(I published this one earlier, but Lynetta told me it was too vague and didn't make any sense. so, here is the revised version. Maybe this one will be better)
It's not really a matter of ignorance (that is such an ugly word). It is more a matter of capability.
It is obvious that a 6 year old child does not possess the life experience and prerequisite concepts required to understand the intricate concepts and formulas of college algebra. Everyone understands that. There are however, many adults (me included) who have never learned enough of the basic foundations of mathematics to understand even the first thing about solving a quadratic equation. And although my 6 year old grandson would probably have a better shot at understanding it than I do, it would really be futile for anyone to attempt explaining it to either of us.
But this article is not about college algebra. It is about the frustration of trying desperately to get someone to understand something that they simply do not have the capability of understanding.
I received a letter last week. The letter, though kind, was not meant to flatter me or encourage me. It was quite the opposite. The letter was was written in plain English. However, the words and thoughts contained in the letter were as foreign to me as if they had been written in Greek.
The letter claimed that I had been brainwashed by evil misguided people. The letter writer pleaded with me to give up my sinful beliefs and to renounce my warped views of grace, acceptance, tolerance and unity. The letter conclude with a tearful prayer that I would return to my senses and to the “one and only true church” before it was everlastingly too late. It asked for a response.
How do I respond to that? How could I even begin to explain? Are they even capable of understanding?

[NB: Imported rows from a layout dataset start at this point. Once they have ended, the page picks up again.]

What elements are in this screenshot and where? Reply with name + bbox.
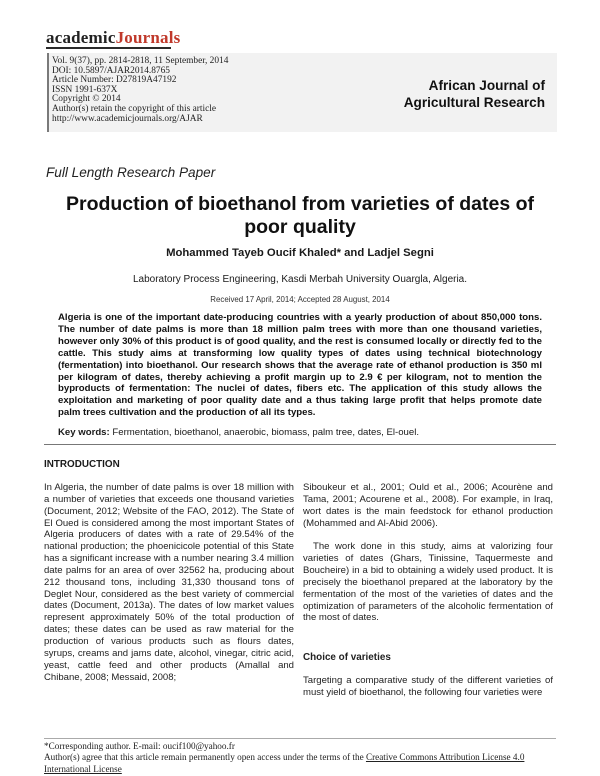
- intro-paragraph-1: In Algeria, the number of date palms is over 18 million with a number of varieties that exceeds one thousand varieties (Document, 2012; Website of the FAO, 2012). The State of El Oued is considered among the most important States of Algeria producers of dates with a rate of 29.54% of the national production; the phoenicicole potential of this State has a significant increase with a number nearing 3.4 million date palms for an area of over 32562 ha, producing about 212 thousand tons, including 31,330 thousand tons of Deglet Nour, considered as the best variety of commercial dates (Document, 2013a). The dates of low market values represent approximately 50% of the total production of dates; these dates can be used as raw material for the production of various products such as flours dates, syrups, creams and jams date, alcohol, vinegar, citric acid, yeast, cattle feed and other products (Amallal and Chibane, 2008; Messaid, 2008;: [44, 482, 294, 683]
- license-link[interactable]: Creative Commons Attribution License 4.0 International License: [44, 752, 525, 774]
- intro-paragraph-3: The work done in this study, aims at valorizing four varieties of dates (Ghars, Tinissine, Taquermeste and Boucheire) in a bid to obtaining a widely used product. It is precisely the bioethanol prepared at the laboratory by the fermentation of the most of the varieties of dates and the optimization of parameters of the alcoholic fermentation of the most of dates.: [303, 541, 553, 624]
- column-left: [44, 482, 294, 737]
- paper-title: Production of bioethanol from varieties of dates of poor quality: [65, 193, 535, 238]
- license-text: Author(s) agree that this article remain permanently open access under the terms of the: [44, 752, 366, 763]
- abstract-divider: [44, 444, 556, 445]
- received-dates: Received 17 April, 2014; Accepted 28 August, 2014: [210, 295, 390, 304]
- logo-text-academic: academic: [46, 28, 116, 47]
- choice-heading: Choice of varieties: [303, 652, 391, 664]
- keywords-label: Key words:: [58, 427, 110, 438]
- license-note: [44, 752, 556, 775]
- article-info: [52, 57, 327, 124]
- intro-paragraph-2: Siboukeur et al., 2001; Ould et al., 2006; Acourène and Tama, 2001; Acourene et al., 2008). For example, in Iraq, wort dates is the main feedstock for ethanol production (Mohammed and Al-Abid 2006).: [303, 482, 553, 529]
- logo-underline: [46, 47, 171, 49]
- authors: Mohammed Tayeb Oucif Khaled* and Ladjel Segni: [166, 247, 434, 259]
- keywords: [58, 427, 542, 438]
- footnote-divider: [44, 738, 556, 739]
- choice-paragraph: Targeting a comparative study of the different varieties of must yield of bioethanol, the following four varieties were: [303, 675, 553, 698]
- meta-article-number: Article Number: D27819A47192: [52, 75, 177, 86]
- publisher-logo: [46, 28, 180, 48]
- keywords-list: Fermentation, bioethanol, anaerobic, biomass, palm tree, dates, El-ouel.: [109, 427, 420, 438]
- meta-copyright: Copyright © 2014: [52, 94, 121, 105]
- paper-type: Full Length Research Paper: [46, 165, 216, 180]
- abstract: Algeria is one of the important date-producing countries with a yearly production of about 850,000 tons. The number of date palms is more than 18 million palm trees with more than one thousand varieties, however only 30% of this product is of good quality, and the rest is consumed locally or directly fed to the cattle. This study aims at transforming low quality types of dates using technical biotechnology (fermentation) into bioethanol. Our research shows that the average rate of ethanol production is 350 ml per kilogram of dates, thereby achieving a profit margin up to 2.9 € per kilogram, not to mention the byproducts of fermentation: The nuclei of dates, fibers etc. The application of this study allows the exploitation and marketing of poor quality date and a thus taking large profit that helps promote date palm trees cultivation and the production of all its types.: [58, 312, 542, 419]
- logo-text-journals: Journals: [115, 28, 181, 47]
- column-right: [303, 482, 553, 737]
- meta-rights: Author(s) retain the copyright of this article: [52, 103, 217, 114]
- introduction-heading: INTRODUCTION: [44, 459, 120, 470]
- journal-name: African Journal of Agricultural Research: [403, 78, 545, 110]
- footnote: [44, 741, 556, 775]
- meta-issn: ISSN 1991-637X: [52, 84, 118, 95]
- meta-url[interactable]: http://www.academicjournals.org/AJAR: [52, 113, 203, 124]
- meta-volume: Vol. 9(37), pp. 2814-2818, 11 September, 2014: [52, 56, 229, 66]
- corresponding-author: *Corresponding author. E-mail: oucif100@yahoo.fr: [44, 741, 235, 751]
- meta-doi: DOI: 10.5897/AJAR2014.8765: [52, 65, 170, 76]
- affiliation: Laboratory Process Engineering, Kasdi Merbah University Ouargla, Algeria.: [132, 274, 468, 285]
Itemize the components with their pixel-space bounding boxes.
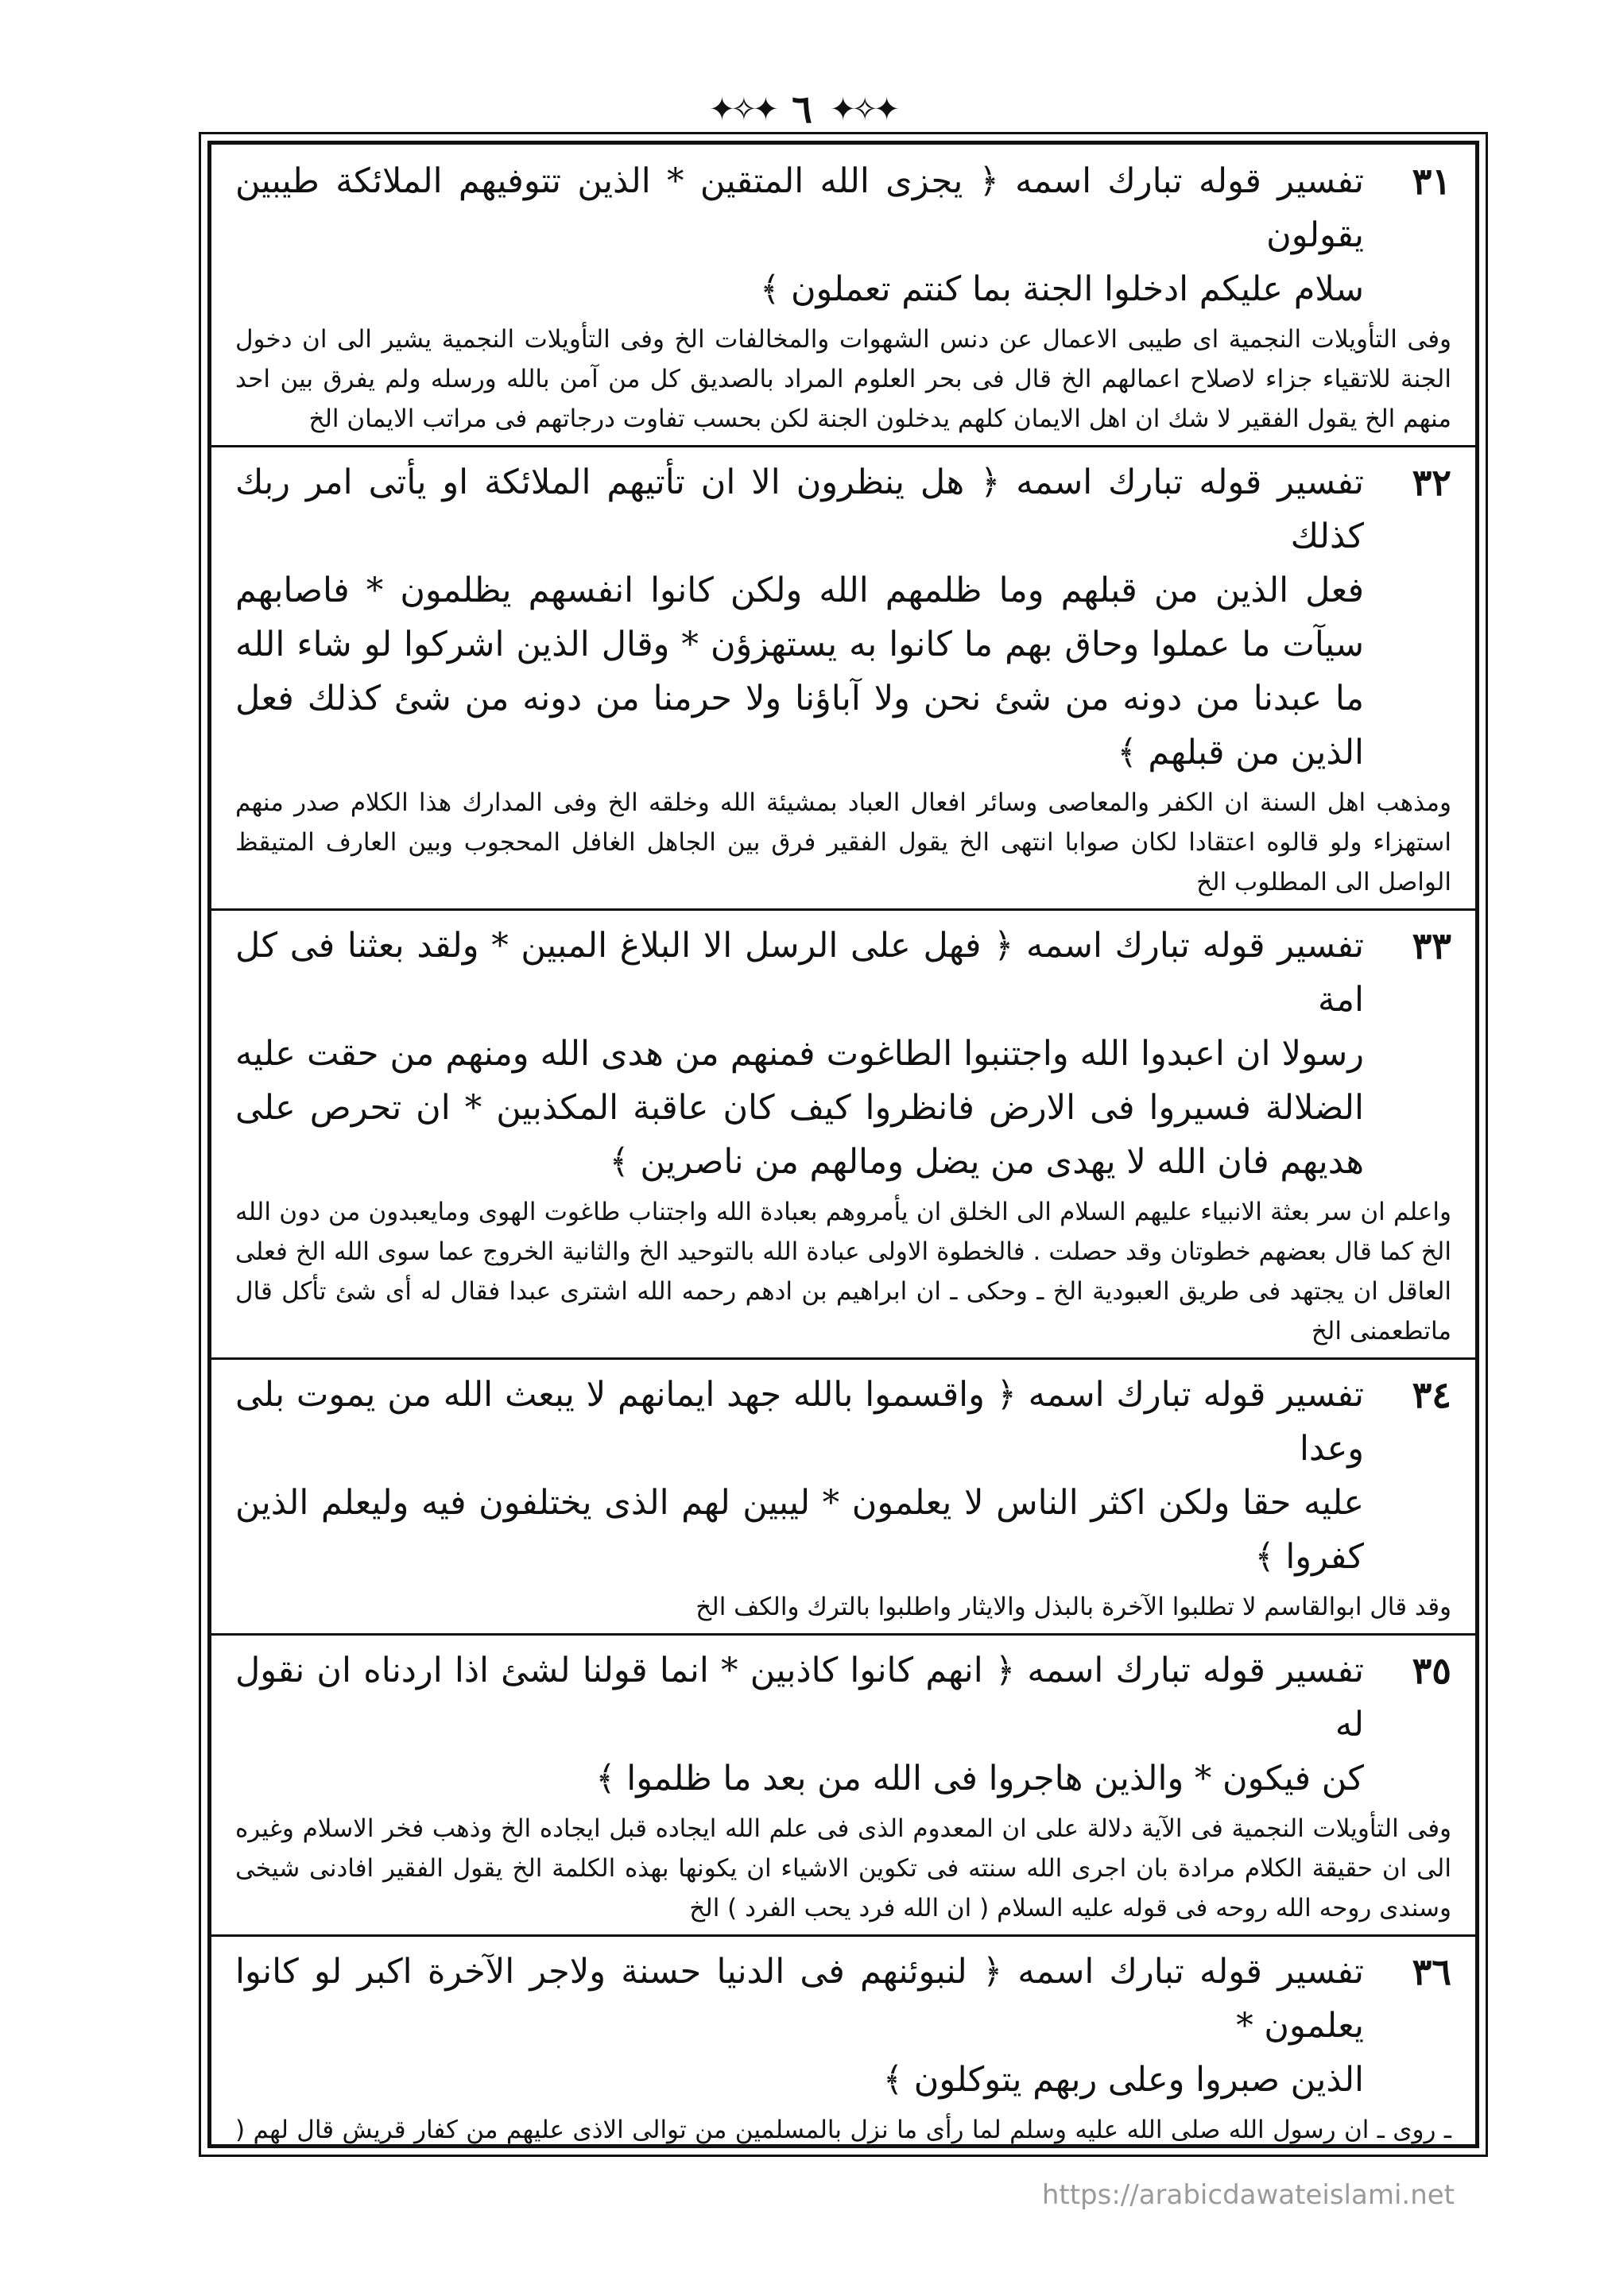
verse-text-continued: فعل الذين من قبلهم وما ظلمهم الله ولكن كانوا انفسهم يظلمون * فاصابهم سيآت ما عملوا وحاق بهم ما كانوا به يستهزؤن * وقال الذين اشركوا لو شاء الله ما عبدنا من دونه من شئ نحن ولا آباؤنا ولا حرمنا من دونه من شئ كذلك فعل الذين من قبلهم ﴾ <box>235 571 1364 772</box>
verse-text-continued: عليه حقا ولكن اكثر الناس لا يعلمون * ليبين لهم الذى يختلفون فيه وليعلم الذين كفروا ﴾ <box>235 1483 1364 1577</box>
commentary: ومذهب اهل السنة ان الكفر والمعاصى وسائر افعال العباد بمشيئة الله وخلقه الخ وفى المدارك هذا الكلام صدر منهم استهزاء ولو قالوه اعتقادا لكان صوابا انتهى الخ يقول الفقير فرق بين الجاهل الغافل المحجوب وبين العارف المتيقظ الواصل الى المطلوب الخ <box>235 788 1451 896</box>
section-divider <box>211 1934 1475 1937</box>
verse-number: ٣٦ <box>1412 1950 1451 1993</box>
header-ornament-left: ✦✧✦ <box>708 91 775 128</box>
verse-text: تفسير قوله تبارك اسمه ﴿ واقسموا بالله جهد ايمانهم لا يبعث الله من يموت بلى وعدا <box>235 1375 1364 1469</box>
section-divider <box>211 445 1475 447</box>
section-34 <box>235 1368 1451 1627</box>
verse <box>235 1368 1451 1476</box>
page-content <box>207 141 1479 2148</box>
verse-text-continued: سلام عليكم ادخلوا الجنة بما كنتم تعملون ﴾ <box>760 269 1364 309</box>
commentary: وقد قال ابوالقاسم لا تطلبوا الآخرة بالبذل والايثار واطلبوا بالترك والكف الخ <box>695 1593 1451 1621</box>
commentary: وفى التأويلات النجمية اى طيبى الاعمال عن دنس الشهوات والمخالفات الخ وفى التأويلات النجمية يشير الى ان دخول الجنة للاتقياء جزاء لاصلاح اعمالهم الخ قال فى بحر العلوم المراد بالصديق كل من آمن بالله ورسله ولم يفرق بين احد منهم الخ يقول الفقير لا شك ان اهل الايمان كلهم يدخلون الجنة لكن بحسب تفاوت درجاتهم فى مراتب الايمان الخ <box>235 325 1451 433</box>
verse <box>235 1945 1451 2053</box>
verse-text: تفسير قوله تبارك اسمه ﴿ انهم كانوا كاذبين * انما قولنا لشئ اذا اردناه ان نقول له <box>235 1651 1364 1744</box>
section-31 <box>235 154 1451 439</box>
verse-text-continued: كن فيكون * والذين هاجروا فى الله من بعد ما ظلموا ﴾ <box>595 1759 1364 1798</box>
page-frame <box>199 132 1488 2157</box>
verse-number: ٣٢ <box>1412 461 1451 504</box>
section-36 <box>235 1945 1451 2148</box>
section-32 <box>235 455 1451 902</box>
verse <box>235 919 1451 1027</box>
commentary: ـ روى ـ ان رسول الله صلى الله عليه وسلم لما رأى ما نزل بالمسلمين من توالى الاذى عليهم من كفار قريش قال لهم ( <box>235 2116 1451 2144</box>
verse <box>235 154 1451 262</box>
header-ornament-right: ✦✧✦ <box>829 91 896 128</box>
commentary: وفى التأويلات النجمية فى الآية دلالة على ان المعدوم الذى فى علم الله ايجاده قبل ايجاده الخ وذهب فخر الاسلام وغيره الى ان حقيقة الكلام مرادة بان اجرى الله سنته فى تكوين الاشياء ان يكونها بهذه الكلمة الخ يقول الفقير افادنى شيخى وسندى روحه الله روحه فى قوله عليه السلام ( ان الله فرد يحب الفرد ) الخ <box>235 1814 1451 1922</box>
verse-text: تفسير قوله تبارك اسمه ﴿ هل ينظرون الا ان تأتيهم الملائكة او يأتى امر ربك كذلك <box>235 463 1364 556</box>
verse-text-continued: رسولا ان اعبدوا الله واجتنبوا الطاغوت فمنهم من هدى الله ومنهم من حقت عليه الضلالة فسيروا فى الارض فانظروا كيف كان عاقبة المكذبين * ان تحرص على هديهم فان الله لا يهدى من يضل ومالهم من ناصرين ﴾ <box>235 1034 1364 1182</box>
section-33 <box>235 919 1451 1351</box>
verse-number: ٣٣ <box>1412 924 1451 967</box>
verse-text-continued: الذين صبروا وعلى ربهم يتوكلون ﴾ <box>882 2060 1364 2100</box>
verse-number: ٣٥ <box>1412 1649 1451 1692</box>
watermark-url: https://arabicdawateislami.net <box>1041 2179 1455 2211</box>
page-number: ٦ <box>792 87 812 132</box>
page-header <box>0 86 1604 134</box>
section-35 <box>235 1644 1451 1928</box>
verse <box>235 455 1451 563</box>
verse-text: تفسير قوله تبارك اسمه ﴿ لنبوئنهم فى الدنيا حسنة ولاجر الآخرة اكبر لو كانوا يعلمون * <box>235 1952 1364 2046</box>
section-divider <box>211 908 1475 911</box>
commentary: واعلم ان سر بعثة الانبياء عليهم السلام الى الخلق ان يأمروهم بعبادة الله واجتناب طاغوت الهوى ومايعبدون من دون الله الخ كما قال بعضهم خطوتان وقد حصلت . فالخطوة الاولى عبادة الله بالتوحيد الخ والثانية الخروج عما سوى الله الخ فعلى العاقل ان يجتهد فى طريق العبودية الخ ـ وحكى ـ ان ابراهيم بن ادهم رحمه الله اشترى عبدا فقال له أى شئ تأكل قال ماتطعمنى الخ <box>235 1198 1451 1345</box>
verse-text: تفسير قوله تبارك اسمه ﴿ يجزى الله المتقين * الذين تتوفيهم الملائكة طيبين يقولون <box>235 161 1364 255</box>
section-divider <box>211 1633 1475 1636</box>
section-divider <box>211 1357 1475 1360</box>
verse <box>235 1644 1451 1752</box>
verse-number: ٣٤ <box>1412 1373 1451 1416</box>
verse-text: تفسير قوله تبارك اسمه ﴿ فهل على الرسل الا البلاغ المبين * ولقد بعثنا فى كل امة <box>235 926 1364 1020</box>
verse-number: ٣١ <box>1412 160 1451 203</box>
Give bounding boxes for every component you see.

Or, perhaps it is me who is incapable. Should I be so arrogant as to think that I am much wiser and above such drivel? No, that would put me on the same level as the letter writer. I am sure of two things: First, I am convinced that the letter writer was sincere. Secondly, I am convinced that the letter writer thinks that they are at the top of the religious learning curve and somehow I have fallen or been led off of the curve completely.
Part of my frustration lies in the fact that I am so easily drawn back into these old useless arguments. I have this terrible tendency to want to criticize the criticizers - denounce the denouncers – and condemn the condemners. I can tolerate anything but intolerance!
By the way, I did respond to the letter. I wish now that I had not.
My heart knows but my head says are you sure??